Walka o Rafaela Camacho. Liverpool nie chce powtórki z Jadona Sancho

2019-04-20 12:11:23; Aktualizacja: 5 lat temu
Walka o Rafaela Camacho. Liverpool nie chce powtórki z Jadona Sancho Fot. Transfery.info
Karol Brandt
Karol Brandt Źródło: Record | The Sun

Liverpool może latem stracić Rafaela Camacho, o którego pyta kilka europejskich ekip. Wśród nich jest m.in. Wolverhampton Wanderers.

Choć 18-latek karierę zaczynał w Sportingu, to od 2014 roku związany jest z angielską piłką. Najpierw trafił do akademii Manchesteru City, z której był co prawda wypożyczany do Portugalii, ale trwało to jedynie pół roku. Następnie dołączył do Liverpoolu, z którym wiąże go kontrakt do 30 czerwca 2020 roku. 

Obecnie ofensywny pomocnik gra w zespole do lat 23, a do niedawna otrzymywał także szanse w UEFA Youth League, w której to strzelił cztery gole i zanotował trzy asysty.

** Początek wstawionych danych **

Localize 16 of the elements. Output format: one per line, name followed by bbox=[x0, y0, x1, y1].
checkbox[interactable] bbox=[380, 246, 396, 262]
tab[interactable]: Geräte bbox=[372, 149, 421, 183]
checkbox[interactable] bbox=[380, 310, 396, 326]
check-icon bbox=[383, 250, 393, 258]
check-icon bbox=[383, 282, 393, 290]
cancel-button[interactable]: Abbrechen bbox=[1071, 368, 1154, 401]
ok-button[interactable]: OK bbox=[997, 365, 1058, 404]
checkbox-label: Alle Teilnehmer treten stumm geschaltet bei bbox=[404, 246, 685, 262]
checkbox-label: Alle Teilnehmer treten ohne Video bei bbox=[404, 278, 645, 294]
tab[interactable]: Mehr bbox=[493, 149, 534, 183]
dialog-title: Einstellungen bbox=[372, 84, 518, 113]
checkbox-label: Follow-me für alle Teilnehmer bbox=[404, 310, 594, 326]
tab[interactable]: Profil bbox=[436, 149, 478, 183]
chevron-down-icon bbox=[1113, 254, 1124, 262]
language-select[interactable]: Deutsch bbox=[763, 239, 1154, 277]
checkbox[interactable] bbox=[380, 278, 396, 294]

Jürgen Klopp nie chce, aby sytuacja miał podobny przebieg jak w przypadku Jadona Sancho. Dlatego też w tym sezonie niemiecki szkoleniowiec dwukrotnie korzystał z usług Portugalczyka. Pomimo tego jest przyszłość wciąć nie jest pewna. Gracza obserwują bowiem Wolverhampton Wanderers, Lipsk czy Benfica.

To działa na wyobraźnię gracza, który miał już odrzucić nawet propozycję przedłużenia umowy z „The Reds”. Tym samym latem liverpoolczycy mogą stracić niezwykle obiecującego zawodnika, który pomimo wieku ma na swoim koncie występy w reprezentacji Portugalii do lat 20.